WhatsApp users are advised to review their settings and ensure they have the latest app version installed following the confirmation of two software vulnerabilities. The security flaws impact the handling of media files and attachments, as well as Windows users of WhatsApp. While the vulnerabilities do not automatically infect devices, they could facilitate cybercriminals in executing social engineering attacks or combining them with other vulnerabilities for more severe threats, according to experts at Malwarebytes.
These vulnerabilities, known as CVE-2026-23866 and CVE-2026-23863, were identified through Meta’s Bug Bounty program. Although there is no evidence of real-world exploitation or phone infections, WhatsApp has released an update, urging users to check their settings for protection. Users are strongly advised to ensure their WhatsApp is fully updated on their devices.
To update WhatsApp on Android, users can visit the Google Play Store, search for WhatsApp Messenger, and tap “Update.” For iPhone users, they should open the App Store, tap their profile icon, scroll to WhatsApp, and select “Update.” Once the update is completed, devices will be secure from potential attacks.

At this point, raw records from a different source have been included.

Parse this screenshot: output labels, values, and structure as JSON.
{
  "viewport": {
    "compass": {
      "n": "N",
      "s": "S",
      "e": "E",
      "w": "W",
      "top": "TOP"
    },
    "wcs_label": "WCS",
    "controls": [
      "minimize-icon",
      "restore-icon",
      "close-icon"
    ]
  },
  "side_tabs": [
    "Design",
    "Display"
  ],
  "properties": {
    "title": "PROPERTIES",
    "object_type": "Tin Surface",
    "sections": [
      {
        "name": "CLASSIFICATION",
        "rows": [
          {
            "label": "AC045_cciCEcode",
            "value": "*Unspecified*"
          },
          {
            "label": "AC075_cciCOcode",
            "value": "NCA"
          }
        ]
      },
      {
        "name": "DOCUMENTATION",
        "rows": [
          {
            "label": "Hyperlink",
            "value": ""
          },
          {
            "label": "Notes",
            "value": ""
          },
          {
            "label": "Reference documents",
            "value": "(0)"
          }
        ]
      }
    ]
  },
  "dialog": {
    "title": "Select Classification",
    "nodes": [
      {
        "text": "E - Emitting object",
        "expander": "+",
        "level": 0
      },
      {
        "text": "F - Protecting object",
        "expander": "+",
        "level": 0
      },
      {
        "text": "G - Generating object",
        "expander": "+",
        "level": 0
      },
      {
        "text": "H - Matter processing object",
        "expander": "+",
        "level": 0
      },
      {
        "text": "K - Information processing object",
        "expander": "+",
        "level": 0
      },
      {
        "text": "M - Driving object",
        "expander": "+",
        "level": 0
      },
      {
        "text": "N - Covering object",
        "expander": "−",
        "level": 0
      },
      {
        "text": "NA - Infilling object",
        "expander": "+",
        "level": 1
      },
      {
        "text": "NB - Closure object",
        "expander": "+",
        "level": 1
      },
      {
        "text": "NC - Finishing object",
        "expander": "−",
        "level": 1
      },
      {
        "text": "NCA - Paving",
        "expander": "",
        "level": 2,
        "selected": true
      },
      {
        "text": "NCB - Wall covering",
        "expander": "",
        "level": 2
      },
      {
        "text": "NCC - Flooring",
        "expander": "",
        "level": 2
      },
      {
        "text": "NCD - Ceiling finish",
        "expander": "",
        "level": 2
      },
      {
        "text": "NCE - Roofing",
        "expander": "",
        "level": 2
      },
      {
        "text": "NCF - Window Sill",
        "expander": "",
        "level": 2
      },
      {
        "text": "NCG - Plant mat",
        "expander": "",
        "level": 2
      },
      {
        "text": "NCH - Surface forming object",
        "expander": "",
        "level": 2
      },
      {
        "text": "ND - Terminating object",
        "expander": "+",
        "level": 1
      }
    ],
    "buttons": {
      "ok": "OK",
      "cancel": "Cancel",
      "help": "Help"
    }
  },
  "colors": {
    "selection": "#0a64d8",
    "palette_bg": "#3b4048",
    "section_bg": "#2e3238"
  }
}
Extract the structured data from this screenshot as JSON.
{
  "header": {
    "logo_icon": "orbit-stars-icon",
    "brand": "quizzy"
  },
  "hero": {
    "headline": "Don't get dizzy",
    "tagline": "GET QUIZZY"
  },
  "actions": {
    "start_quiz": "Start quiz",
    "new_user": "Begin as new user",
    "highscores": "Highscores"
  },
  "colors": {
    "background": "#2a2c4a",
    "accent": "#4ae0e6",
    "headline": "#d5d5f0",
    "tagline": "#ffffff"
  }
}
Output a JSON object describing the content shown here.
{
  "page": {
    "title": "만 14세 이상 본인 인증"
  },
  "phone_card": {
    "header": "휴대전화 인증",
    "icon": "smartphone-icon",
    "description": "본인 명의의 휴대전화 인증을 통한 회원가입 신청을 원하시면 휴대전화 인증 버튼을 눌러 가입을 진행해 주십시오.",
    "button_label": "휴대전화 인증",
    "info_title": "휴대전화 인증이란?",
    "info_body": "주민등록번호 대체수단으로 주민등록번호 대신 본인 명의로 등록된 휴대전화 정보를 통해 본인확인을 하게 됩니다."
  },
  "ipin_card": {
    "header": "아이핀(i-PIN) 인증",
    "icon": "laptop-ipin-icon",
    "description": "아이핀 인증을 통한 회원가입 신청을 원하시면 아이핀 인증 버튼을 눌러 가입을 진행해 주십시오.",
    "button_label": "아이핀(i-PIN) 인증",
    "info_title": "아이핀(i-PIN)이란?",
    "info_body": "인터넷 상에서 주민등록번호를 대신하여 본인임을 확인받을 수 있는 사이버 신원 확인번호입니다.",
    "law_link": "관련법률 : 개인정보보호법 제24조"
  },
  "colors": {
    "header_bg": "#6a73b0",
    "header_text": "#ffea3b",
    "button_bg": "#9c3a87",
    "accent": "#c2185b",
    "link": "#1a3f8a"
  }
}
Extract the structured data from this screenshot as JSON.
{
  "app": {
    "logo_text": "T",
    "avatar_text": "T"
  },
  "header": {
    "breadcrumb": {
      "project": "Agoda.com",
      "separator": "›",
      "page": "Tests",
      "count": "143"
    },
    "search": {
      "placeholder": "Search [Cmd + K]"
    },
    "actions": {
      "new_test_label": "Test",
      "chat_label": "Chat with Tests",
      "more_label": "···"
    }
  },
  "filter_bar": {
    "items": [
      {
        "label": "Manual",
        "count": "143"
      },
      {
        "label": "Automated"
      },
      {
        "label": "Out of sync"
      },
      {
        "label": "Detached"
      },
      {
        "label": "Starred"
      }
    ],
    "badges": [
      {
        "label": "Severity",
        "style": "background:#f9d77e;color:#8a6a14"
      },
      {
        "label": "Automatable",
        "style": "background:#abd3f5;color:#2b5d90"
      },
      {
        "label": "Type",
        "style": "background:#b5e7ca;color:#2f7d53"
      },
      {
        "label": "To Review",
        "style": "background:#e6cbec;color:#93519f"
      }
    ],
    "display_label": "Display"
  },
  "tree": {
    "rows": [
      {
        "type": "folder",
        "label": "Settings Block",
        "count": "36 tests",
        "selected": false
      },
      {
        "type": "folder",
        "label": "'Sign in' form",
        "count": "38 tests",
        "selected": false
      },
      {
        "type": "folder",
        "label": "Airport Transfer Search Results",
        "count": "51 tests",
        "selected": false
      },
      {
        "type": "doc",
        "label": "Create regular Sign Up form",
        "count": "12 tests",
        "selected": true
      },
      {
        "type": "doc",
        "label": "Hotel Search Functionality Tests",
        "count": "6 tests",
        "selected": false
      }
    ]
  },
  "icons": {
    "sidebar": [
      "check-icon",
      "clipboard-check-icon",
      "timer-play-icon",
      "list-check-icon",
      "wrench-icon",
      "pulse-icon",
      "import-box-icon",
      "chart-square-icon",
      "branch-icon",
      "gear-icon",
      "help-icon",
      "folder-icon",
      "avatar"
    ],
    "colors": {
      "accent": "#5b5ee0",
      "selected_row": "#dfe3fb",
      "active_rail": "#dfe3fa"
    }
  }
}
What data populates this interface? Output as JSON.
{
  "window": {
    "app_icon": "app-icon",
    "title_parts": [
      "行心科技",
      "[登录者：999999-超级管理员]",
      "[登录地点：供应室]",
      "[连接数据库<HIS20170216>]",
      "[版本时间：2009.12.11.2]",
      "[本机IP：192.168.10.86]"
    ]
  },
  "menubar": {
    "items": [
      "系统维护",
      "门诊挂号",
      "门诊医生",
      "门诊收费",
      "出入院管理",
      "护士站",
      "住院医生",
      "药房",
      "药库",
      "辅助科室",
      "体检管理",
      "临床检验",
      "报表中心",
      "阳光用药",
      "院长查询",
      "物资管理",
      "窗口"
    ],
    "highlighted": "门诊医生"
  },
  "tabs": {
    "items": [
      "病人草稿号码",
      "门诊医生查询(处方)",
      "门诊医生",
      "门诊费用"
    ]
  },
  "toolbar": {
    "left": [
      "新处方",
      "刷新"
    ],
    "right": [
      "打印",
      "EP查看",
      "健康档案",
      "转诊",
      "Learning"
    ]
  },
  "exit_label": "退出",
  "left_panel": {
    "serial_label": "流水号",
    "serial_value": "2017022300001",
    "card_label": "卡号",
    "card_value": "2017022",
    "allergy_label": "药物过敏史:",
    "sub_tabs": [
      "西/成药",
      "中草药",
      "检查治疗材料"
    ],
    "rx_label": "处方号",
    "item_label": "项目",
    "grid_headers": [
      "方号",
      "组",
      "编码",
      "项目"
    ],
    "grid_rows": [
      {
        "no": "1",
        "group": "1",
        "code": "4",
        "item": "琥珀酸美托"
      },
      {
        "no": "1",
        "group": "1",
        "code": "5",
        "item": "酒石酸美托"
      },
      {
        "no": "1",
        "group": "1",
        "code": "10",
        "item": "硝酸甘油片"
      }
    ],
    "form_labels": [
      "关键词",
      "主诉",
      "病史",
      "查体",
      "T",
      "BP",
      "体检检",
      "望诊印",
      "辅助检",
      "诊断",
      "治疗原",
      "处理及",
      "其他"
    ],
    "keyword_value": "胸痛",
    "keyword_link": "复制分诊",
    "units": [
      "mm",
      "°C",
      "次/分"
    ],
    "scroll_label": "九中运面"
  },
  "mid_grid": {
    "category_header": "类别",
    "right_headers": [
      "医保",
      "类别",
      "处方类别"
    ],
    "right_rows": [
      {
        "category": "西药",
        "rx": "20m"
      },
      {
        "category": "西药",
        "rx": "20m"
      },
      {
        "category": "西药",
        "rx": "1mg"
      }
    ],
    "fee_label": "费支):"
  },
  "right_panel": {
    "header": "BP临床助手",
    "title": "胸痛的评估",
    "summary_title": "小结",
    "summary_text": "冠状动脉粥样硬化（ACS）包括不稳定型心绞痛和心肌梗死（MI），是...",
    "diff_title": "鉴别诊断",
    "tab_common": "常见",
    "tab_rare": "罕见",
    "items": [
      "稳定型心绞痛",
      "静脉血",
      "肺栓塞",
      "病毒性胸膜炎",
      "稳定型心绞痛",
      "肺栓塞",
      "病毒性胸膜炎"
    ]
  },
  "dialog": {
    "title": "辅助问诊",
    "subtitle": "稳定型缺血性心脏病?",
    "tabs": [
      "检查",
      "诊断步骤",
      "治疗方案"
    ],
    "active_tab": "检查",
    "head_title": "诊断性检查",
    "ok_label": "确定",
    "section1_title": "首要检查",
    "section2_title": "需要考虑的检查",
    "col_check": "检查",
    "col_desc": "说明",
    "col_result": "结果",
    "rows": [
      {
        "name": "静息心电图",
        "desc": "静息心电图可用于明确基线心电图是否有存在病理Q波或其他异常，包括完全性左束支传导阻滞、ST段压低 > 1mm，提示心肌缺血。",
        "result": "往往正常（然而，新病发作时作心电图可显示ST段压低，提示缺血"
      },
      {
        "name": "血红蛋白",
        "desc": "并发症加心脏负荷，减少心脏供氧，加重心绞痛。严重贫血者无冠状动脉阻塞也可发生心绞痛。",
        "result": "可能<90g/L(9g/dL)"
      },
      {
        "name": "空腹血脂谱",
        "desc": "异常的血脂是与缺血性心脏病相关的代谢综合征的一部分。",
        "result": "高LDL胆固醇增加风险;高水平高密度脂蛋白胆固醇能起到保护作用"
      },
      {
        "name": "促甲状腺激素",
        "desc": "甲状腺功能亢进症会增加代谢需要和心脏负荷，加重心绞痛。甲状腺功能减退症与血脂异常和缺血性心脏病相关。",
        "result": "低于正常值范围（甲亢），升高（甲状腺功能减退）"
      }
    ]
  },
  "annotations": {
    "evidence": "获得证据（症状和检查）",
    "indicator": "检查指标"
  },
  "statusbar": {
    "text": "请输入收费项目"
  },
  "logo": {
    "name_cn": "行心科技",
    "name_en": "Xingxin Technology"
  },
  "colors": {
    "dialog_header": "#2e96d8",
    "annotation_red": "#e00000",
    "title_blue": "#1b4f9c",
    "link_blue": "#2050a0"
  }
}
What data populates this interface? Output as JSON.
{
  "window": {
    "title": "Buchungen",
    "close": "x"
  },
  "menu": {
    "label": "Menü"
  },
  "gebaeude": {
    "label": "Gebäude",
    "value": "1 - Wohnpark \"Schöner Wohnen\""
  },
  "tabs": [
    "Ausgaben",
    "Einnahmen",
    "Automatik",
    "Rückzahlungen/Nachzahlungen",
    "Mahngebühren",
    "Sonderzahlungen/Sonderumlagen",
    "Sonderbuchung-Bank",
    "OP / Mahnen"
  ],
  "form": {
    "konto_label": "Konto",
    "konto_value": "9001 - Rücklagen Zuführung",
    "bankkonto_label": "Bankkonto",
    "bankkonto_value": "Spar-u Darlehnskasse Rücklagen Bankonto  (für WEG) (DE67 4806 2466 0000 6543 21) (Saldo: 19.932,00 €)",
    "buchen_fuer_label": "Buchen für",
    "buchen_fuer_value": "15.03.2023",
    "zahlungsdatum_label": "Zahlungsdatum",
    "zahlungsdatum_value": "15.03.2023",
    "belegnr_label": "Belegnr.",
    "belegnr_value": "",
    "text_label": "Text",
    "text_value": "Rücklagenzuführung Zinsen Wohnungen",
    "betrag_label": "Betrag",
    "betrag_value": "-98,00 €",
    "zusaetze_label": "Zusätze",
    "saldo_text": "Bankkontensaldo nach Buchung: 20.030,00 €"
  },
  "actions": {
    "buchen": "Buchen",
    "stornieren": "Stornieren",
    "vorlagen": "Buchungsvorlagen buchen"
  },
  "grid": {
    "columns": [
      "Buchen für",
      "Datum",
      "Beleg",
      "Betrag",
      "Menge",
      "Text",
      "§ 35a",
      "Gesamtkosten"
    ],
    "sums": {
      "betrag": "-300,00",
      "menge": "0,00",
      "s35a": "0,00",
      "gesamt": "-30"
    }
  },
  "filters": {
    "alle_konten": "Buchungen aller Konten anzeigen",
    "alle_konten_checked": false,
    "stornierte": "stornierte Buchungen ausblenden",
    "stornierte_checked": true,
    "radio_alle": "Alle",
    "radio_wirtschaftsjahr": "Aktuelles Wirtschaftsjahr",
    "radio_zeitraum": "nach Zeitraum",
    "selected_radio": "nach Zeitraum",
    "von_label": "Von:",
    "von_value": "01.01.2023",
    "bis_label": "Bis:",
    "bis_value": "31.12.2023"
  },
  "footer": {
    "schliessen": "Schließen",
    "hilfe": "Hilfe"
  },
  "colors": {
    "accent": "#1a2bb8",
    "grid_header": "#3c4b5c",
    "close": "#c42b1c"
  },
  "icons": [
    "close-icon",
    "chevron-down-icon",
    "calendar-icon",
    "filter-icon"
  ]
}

In related news, older Android devices may soon lose access to WhatsApp as the messaging platform plans to discontinue support for devices running versions older than Android 6 from September 8, 2026, as reported by WABetaInfo. Affected users may receive a message indicating that WhatsApp will no longer function on their device later in the year. However, the impact is expected to be minimal, considering that Android 6 was released in 2015 and is no longer widely used on current smartphones.